Decisions, Decisions: Ford, Honda or GM
Tim is a member of The Motley Fool Blog Network -- entries represent the personal opinion of the blogger and are not formally edited.
Let’s assume for a moment you – like many – feel pretty good about the prospects for automakers for the balance of this year, and even into next. And why not, there’s a lot to like. Setting Europe in general and Spain in particular aside for a moment, most domestic indicators point to a great year for car sales. Consumer confidence is improving right along with spending, the employment situation – while still a bit bumpy – is getting stronger and the half-full types are of the mind even housing is ready for a turnaround.
Now we add Honda’s (NYSE: HMC) and Ford’s (NYSE: F) recently announced sales and earnings for Q4 and Q1, respectively, into the mix – GM (NYSE: GM) will announce earnings next week – and conditions look pretty good. Not ideal – the aforementioned European debacle is stemming the tide a bit and Asian markets aren't helping – but the good outweighs the bad and provides investors with several opportunities. It’s a nice problem to have of course, but what’s an investor to do? Let’s take a look at each.
When Honda management announced Q4 earnings results a full 60% higher than the year-ago period, you’d have thunk investors would have jumped all over that – not as much as the results might indicate – at least, not yet. What was nice to see was the company's gains from both the automotive and motorcycle units – with gas prices being what they are that’s likely to continue. And for much the same reasons operating income more than doubled, up over 142% - and that’s taking into account a not-so-favorable foreign exchange rate. Not bad.

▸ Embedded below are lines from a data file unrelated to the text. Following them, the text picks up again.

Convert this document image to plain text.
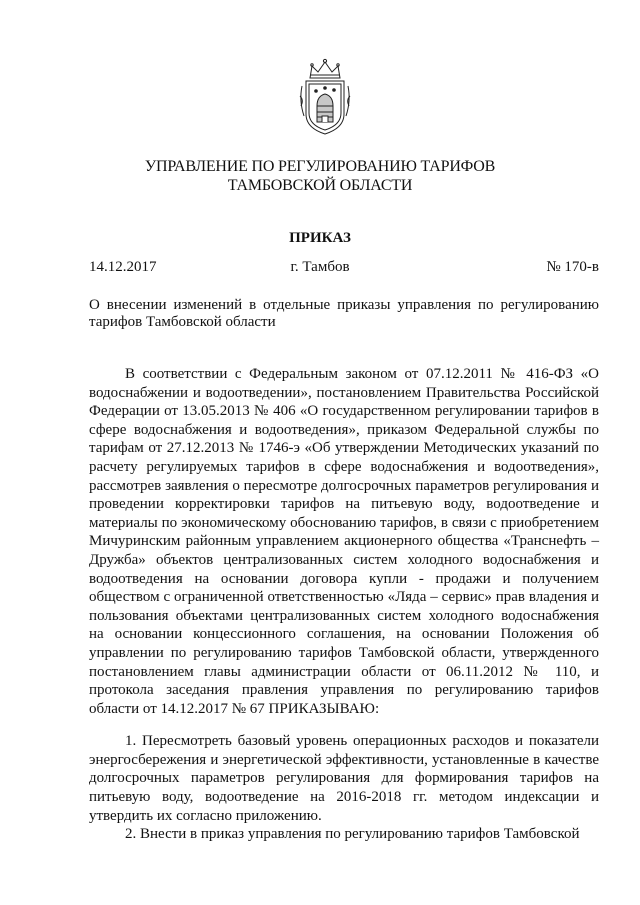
УПРАВЛЕНИЕ ПО РЕГУЛИРОВАНИЮ ТАРИФОВ
ТАМБОВСКОЙ ОБЛАСТИ
ПРИКАЗ
14.12.2017	г. Тамбов	№ 170-в
О внесении изменений в отдельные приказы управления по регулированию тарифов Тамбовской области

В соответствии с Федеральным законом от 07.12.2011 № 416-ФЗ «О водоснабжении и водоотведении», постановлением Правительства Российской Федерации от 13.05.2013 № 406 «О государственном регулировании тарифов в сфере водоснабжения и водоотведения», приказом Федеральной службы по тарифам от 27.12.2013 № 1746-э «Об утверждении Методических указаний по расчету регулируемых тарифов в сфере водоснабжения и водоотведения», рассмотрев заявления о пересмотре долгосрочных параметров регулирования и проведении корректировки тарифов на питьевую воду, водоотведение и материалы по экономическому обоснованию тарифов, в связи с приобретением Мичуринским районным управлением акционерного общества «Транснефть – Дружба» объектов централизованных систем холодного водоснабжения и водоотведения на основании договора купли - продажи и получением обществом с ограниченной ответственностью «Лядa – сервис» прав владения и пользования объектами централизованных систем холодного водоснабжения на основании концессионного соглашения, на основании Положения об управлении по регулированию тарифов Тамбовской области, утвержденного постановлением главы администрации области от 06.11.2012 № 110, и протокола заседания правления управления по регулированию тарифов области от 14.12.2017 № 67 ПРИКАЗЫВАЮ:

1. Пересмотреть базовый уровень операционных расходов и показатели энергосбережения и энергетической эффективности, установленные в качестве долгосрочных параметров регулирования для формирования тарифов на питьевую воду, водоотведение на 2016-2018 гг. методом индексации и утвердить их согласно приложению.

2. Внести в приказ управления по регулированию тарифов Тамбовской
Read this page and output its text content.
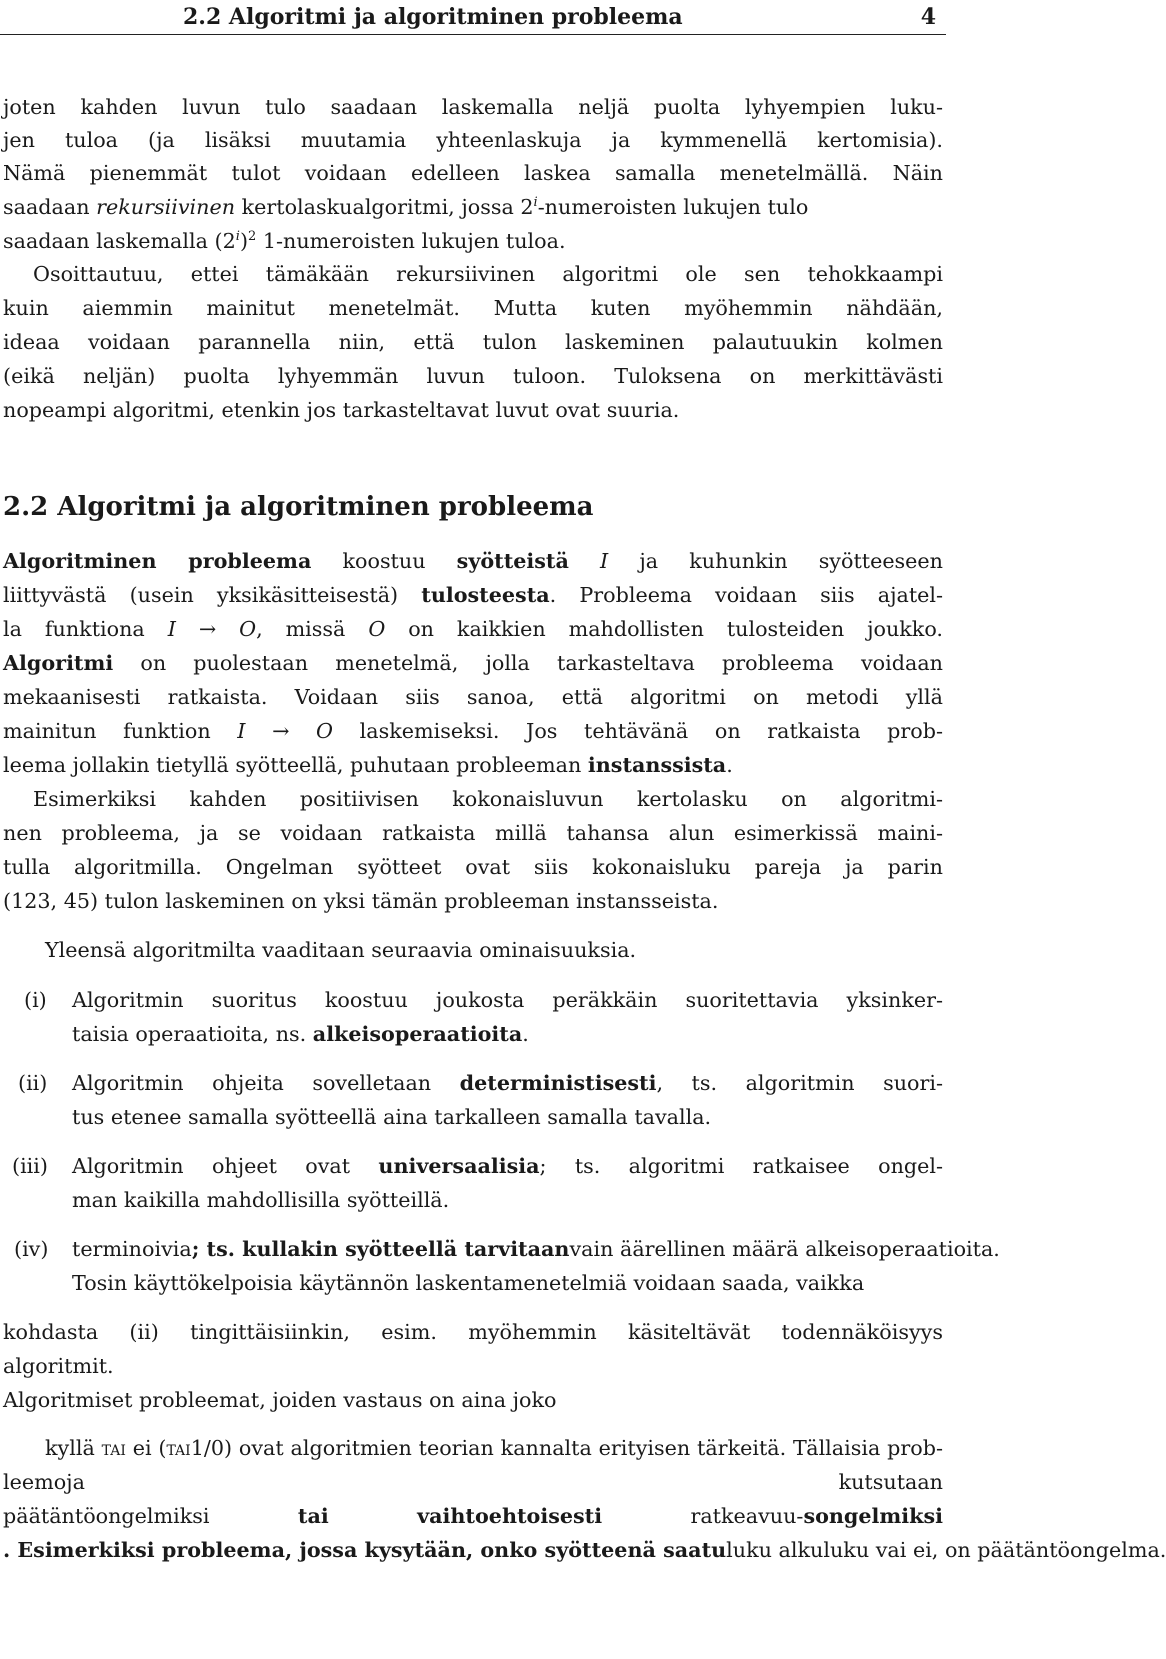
2.2 Algoritmi ja algoritminen probleema	4
joten kahden luvun tulo saadaan laskemalla neljä puolta lyhyempien luku-
jen tuloa (ja lisäksi muutamia yhteenlaskuja ja kymmenellä kertomisia).
Nämä pienemmät tulot voidaan edelleen laskea samalla menetelmällä. Näin
saadaan rekursiivinen kertolaskualgoritmi, jossa 2$^i$-numeroisten lukujen tulo
saadaan laskemalla $(2^i)^2$ 1-numeroisten lukujen tuloa.
Osoittautuu, ettei tämäkään rekursiivinen algoritmi ole sen tehokkaampi
kuin aiemmin mainitut menetelmät. Mutta kuten myöhemmin nähdään,
ideaa voidaan parannella niin, että tulon laskeminen palautuukin kolmen
(eikä neljän) puolta lyhyemmän luvun tuloon. Tuloksena on merkittävästi
nopeampi algoritmi, etenkin jos tarkasteltavat luvut ovat suuria.
2.2 Algoritmi ja algoritminen probleema
Algoritminen probleema koostuu syötteistä I ja kuhunkin syötteeseen
liittyvästä (usein yksikäsitteisestä) tulosteesta. Probleema voidaan siis ajatel-
la funktiona I → O, missä O on kaikkien mahdollisten tulosteiden joukko.
Algoritmi on puolestaan menetelmä, jolla tarkasteltava probleema voidaan
mekaanisesti ratkaista. Voidaan siis sanoa, että algoritmi on metodi yllä
mainitun funktion I → O laskemiseksi. Jos tehtävänä on ratkaista prob-
leema jollakin tietyllä syötteellä, puhutaan probleeman instanssista.
Esimerkiksi kahden positiivisen kokonaisluvun kertolasku on algoritmi-
nen probleema, ja se voidaan ratkaista millä tahansa alun esimerkissä maini-
tulla algoritmilla. Ongelman syötteet ovat siis kokonaisluku pareja ja parin
(123, 45) tulon laskeminen on yksi tämän probleeman instansseista.
Yleensä algoritmilta vaaditaan seuraavia ominaisuuksia.
(i) Algoritmin suoritus koostuu joukosta peräkkäin suoritettavia yksinker-
taisia operaatioita, ns. alkeisoperaatioita.
(ii) Algoritmin ohjeita sovelletaan deterministisesti, ts. algoritmin suori-
tus etenee samalla syötteellä aina tarkalleen samalla tavalla.
(iii) Algoritmin ohjeet ovat universaalisia; ts. algoritmi ratkaisee ongel-
man kaikilla mahdollisilla syötteillä.
(iv) terminoivia; ts. kullakin syötteellä tarvitaanvain äärellinen määrä alkeisoperaatioita.
Tosin käyttökelpoisia käytännön laskentamenetelmiä voidaan saada, vaikka
kohdasta (ii) tingittäisiinkin, esim. myöhemmin käsiteltävät todennäköisyys
algoritmit.
Algoritmiset probleemat, joiden vastaus on aina joko
kyllä tai ei (tai1/0) ovat algoritmien teorian kannalta erityisen tärkeitä. Tällaisia prob-
leemoja kutsutaan
päätäntöongelmiksi tai vaihtoehtoisesti ratkeavuu-songelmiksi
. Esimerkiksi probleema, jossa kysytään, onko syötteenä saatuluku alkuluku vai ei, on päätäntöongelma.
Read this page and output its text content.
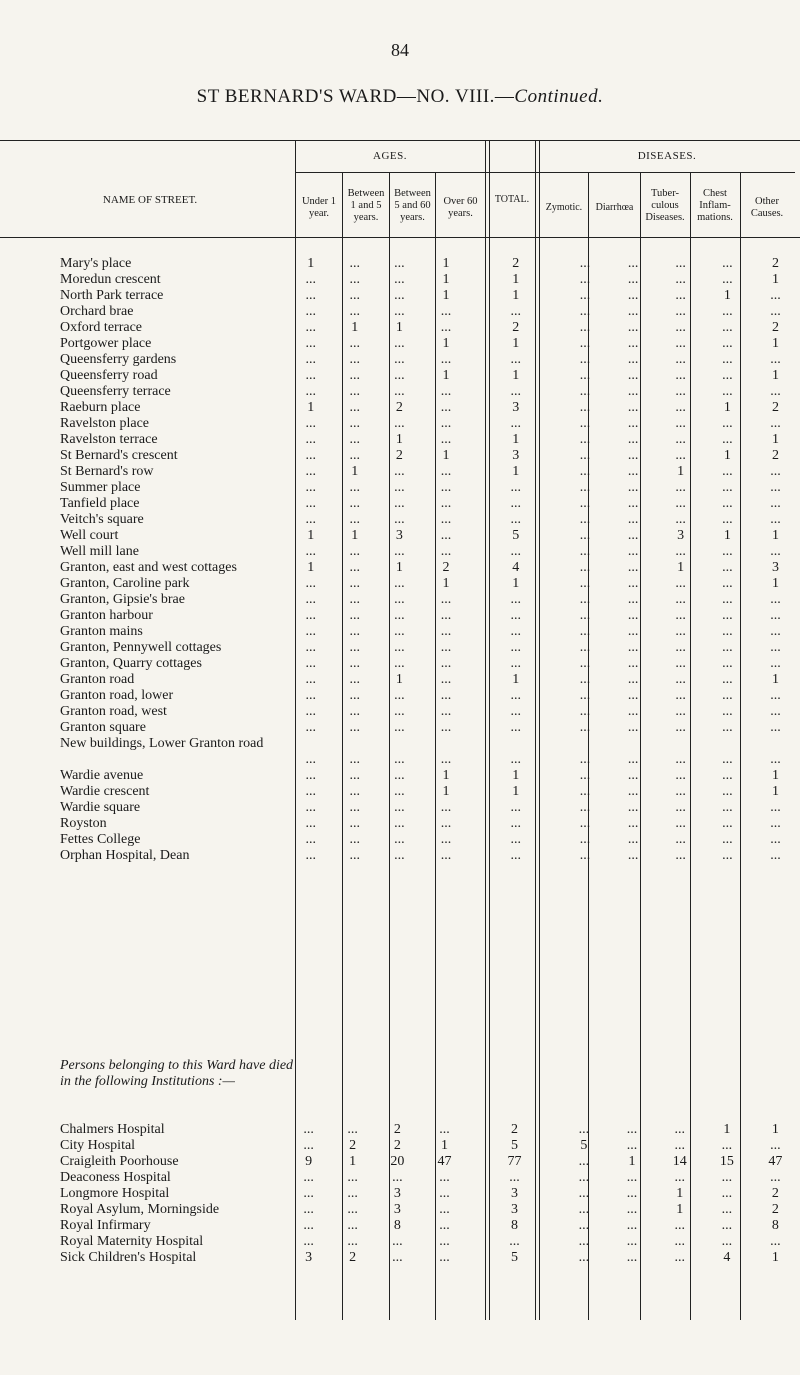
84
ST BERNARD'S WARD—NO. VIII.—Continued.
NAME OF STREET.
AGES.
TOTAL.
DISEASES.
Under 1 year.
Between 1 and 5 years.
Between 5 and 60 years.
Over 60 years.
Zymotic.	Diarrhœa
Tuber-culous Diseases.
Chest Inflam-mations.
Other Causes.
Mary's place	1	...	...	1	2	...	...	...	...	2
Moredun crescent	...	...	...	1	1	...	...	...	...	1
North Park terrace	...	...	...	1	1	...	...	...	1	...
Orchard brae	...	...	...	...	...	...	...	...	...	...
Oxford terrace	...	1	1	...	2	...	...	...	...	2
Portgower place	...	...	...	1	1	...	...	...	...	1
Queensferry gardens	...	...	...	...	...	...	...	...	...	...
Queensferry road	...	...	...	1	1	...	...	...	...	1
Queensferry terrace	...	...	...	...	...	...	...	...	...	...
Raeburn place	1	...	2	...	3	...	...	...	1	2
Ravelston place	...	...	...	...	...	...	...	...	...	...
Ravelston terrace	...	...	1	...	1	...	...	...	...	1
St Bernard's crescent	...	...	2	1	3	...	...	...	1	2
St Bernard's row	...	1	...	...	1	...	...	1	...	...
Summer place	...	...	...	...	...	...	...	...	...	...
Tanfield place	...	...	...	...	...	...	...	...	...	...
Veitch's square	...	...	...	...	...	...	...	...	...	...
Well court	1	1	3	...	5	...	...	3	1	1
Well mill lane	...	...	...	...	...	...	...	...	...	...
Granton, east and west cottages	1	...	1	2	4	...	...	1	...	3
Granton, Caroline park	...	...	...	1	1	...	...	...	...	1
Granton, Gipsie's brae	...	...	...	...	...	...	...	...	...	...
Granton harbour	...	...	...	...	...	...	...	...	...	...
Granton mains	...	...	...	...	...	...	...	...	...	...
Granton, Pennywell cottages	...	...	...	...	...	...	...	...	...	...
Granton, Quarry cottages	...	...	...	...	...	...	...	...	...	...
Granton road	...	...	1	...	1	...	...	...	...	1
Granton road, lower	...	...	...	...	...	...	...	...	...	...
Granton road, west	...	...	...	...	...	...	...	...	...	...
Granton square	...	...	...	...	...	...	...	...	...	...
New buildings, Lower Granton road	...	...	...	...	...	...	...	...	...	...
Wardie avenue	...	...	...	1	1	...	...	...	...	1
Wardie crescent	...	...	...	1	1	...	...	...	...	1
Wardie square	...	...	...	...	...	...	...	...	...	...
Royston	...	...	...	...	...	...	...	...	...	...
Fettes College	...	...	...	...	...	...	...	...	...	...
Orphan Hospital, Dean	...	...	...	...	...	...	...	...	...	...
Persons belonging to this Ward have died in the following Institutions :—
Chalmers Hospital	...	...	2	...	2	...	...	...	1	1
City Hospital	...	2	2	1	5	5	...	...	...	...
Craigleith Poorhouse	9	1	20	47	77	...	1	14	15	47
Deaconess Hospital	...	...	...	...	...	...	...	...	...	...
Longmore Hospital	...	...	3	...	3	...	...	1	...	2
Royal Asylum, Morningside	...	...	3	...	3	...	...	1	...	2
Royal Infirmary	...	...	8	...	8	...	...	...	...	8
Royal Maternity Hospital	...	...	...	...	...	...	...	...	...	...
Sick Children's Hospital	3	2	...	...	5	...	...	...	4	1
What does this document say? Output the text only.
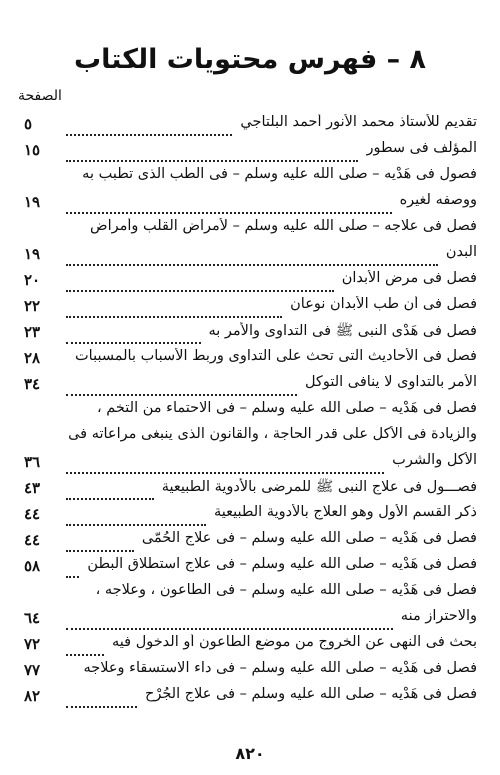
٨ – فهرس محتويات الكتاب
الصفحة
تقديم للأستاذ محمد الأنور أحمد البلتاجي
٥
المؤلف فى سطور
١٥
فصول فى هَدْيه – صلى الله عليه وسلم – فى الطب الذى تطبب به
ووصفه لغيره
١٩
فصل فى علاجه – صلى الله عليه وسلم – لأمراض القلب وأمراض
البدن
١٩
فصل فى مرض الأبدان
٢٠
فصل فى أن طب الأبدان نوعان
٢٢
فصل فى هَدْى النبى ﷺ فى التداوى والأمر به
٢٣
فصل فى الأحاديث التى تحث على التداوى وربط الأسباب بالمسببات
٢٨
الأمر بالتداوى لا ينافى التوكل
٣٤
فصل فى هَدْيه – صلى الله عليه وسلم – فى الاحتماء من التخم ،
والزيادة فى الأكل على قدر الحاجة ، والقانون الذى ينبغى مراعاته فى
الأكل والشرب
٣٦
فصـــول فى علاج النبى ﷺ للمرضى بالأدوية الطبيعية
٤٣
ذكر القسم الأول وهو العلاج بالأدوية الطبيعية
٤٤
فصل فى هَدْيه – صلى الله عليه وسلم – فى علاج الحُمّى
٤٤
فصل فى هَدْيه – صلى الله عليه وسلم – فى علاج استطلاق البطن
٥٨
فصل فى هَدْيه – صلى الله عليه وسلم – فى الطاعون ، وعلاجه ،
والاحتراز منه
٦٤
بحث فى النهى عن الخروج من موضع الطاعون أو الدخول فيه
٧٢
فصل فى هَدْيه – صلى الله عليه وسلم – فى داء الاستسقاء وعلاجه
٧٧
فصل فى هَدْيه – صلى الله عليه وسلم – فى علاج الجُرْح
٨٢
٨٢٠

At first glance Honda may appear a bit steep relative to Ford and GM, and by some measures they are. With the slight run-up after the open, Honda’s trading about 28½ times earnings – that’s more than 3 to 5 times that of Ford and GM, respectively. But Honda’s management team is top-drawer as evidenced by some of the highest operating margins in the industry, and their return on equity and price-to-sales are right in line.
Ford’s recently announced earnings takes a bit more work to get to the bottom of what was a mixed quarter. All in all, $1.4 billion in profit in Q1 is nothing to sneeze at, and becomes even more impressive when you take into account results from overseas. Unfortunately – due to higher taxes, 60,000 fewer vehicles shipped to European markets and a nearly $150 million pre-tax loss vs. a $293 million gain overseas last year – the $2.1 billion pre-tax profit in North America (up nearly $290 from the year-ago period) took a sizable hit.
Also less than ideal – with many of the same factors to blame for the earnings drop – revenue decreased from just over $33 billion in Q1 of 2011 to $32.4 billion this past quarter. That'll put a damper on investor enthusiasm, as we've already seen today.
GM Chief Executive Dan Akerson is complaining about his $7.7 million in total compensation for 2011 – as well as those of other senior managers – saying it’s hard to attract and keep good talent with the government-imposed limitations on compensation. Of course, that’s easy to say now the company is doing well – and they are, coming off the best year ever earnings-wise – but with a 30% ownership stake the Treasury can and does get to make the rules.
But make no mistake Mr. Akerson was worth every dime, and maybe even more. Especially when you consider nearly $6 million of it was tied to options – in other words, performance and returning shareholder value. Nice.
Next week’s earnings announcement is generally expected to mirror Ford’s – overall a profit based almost entirely on domestic sales. So let’s assume that’s the case – where does that leave GM? The same place they’ve been for months now, one of the best values in the industry, particularly when (not if) they get a handle on expenses and bump up what are now anemic margins relative to others.
Three pretty solid investment choices, but the question remains – what’s an investor to do? You won’t go wrong with any of these alternatives, and Honda’s 2.11% dividend yield is the biggest of the bunch – Ford pays its shareholders about 1.68% and GM’s dividend will just have to wait. Ford has been – and continues to be – the best mid-term investment option of the three for a few reasons. Nicely undervalued, a solid if not outstanding dividend and as European and Asian markets slowly improve Ford stands to gain big time. GM comes in a close second and in this instance, even third place Honda is at least on the medal stand.
The investment opinions included are just that, opinions. Investing involves risk, as you well know, so consider your decisions wisely. Tim holds no position in the securities mentioned in this article.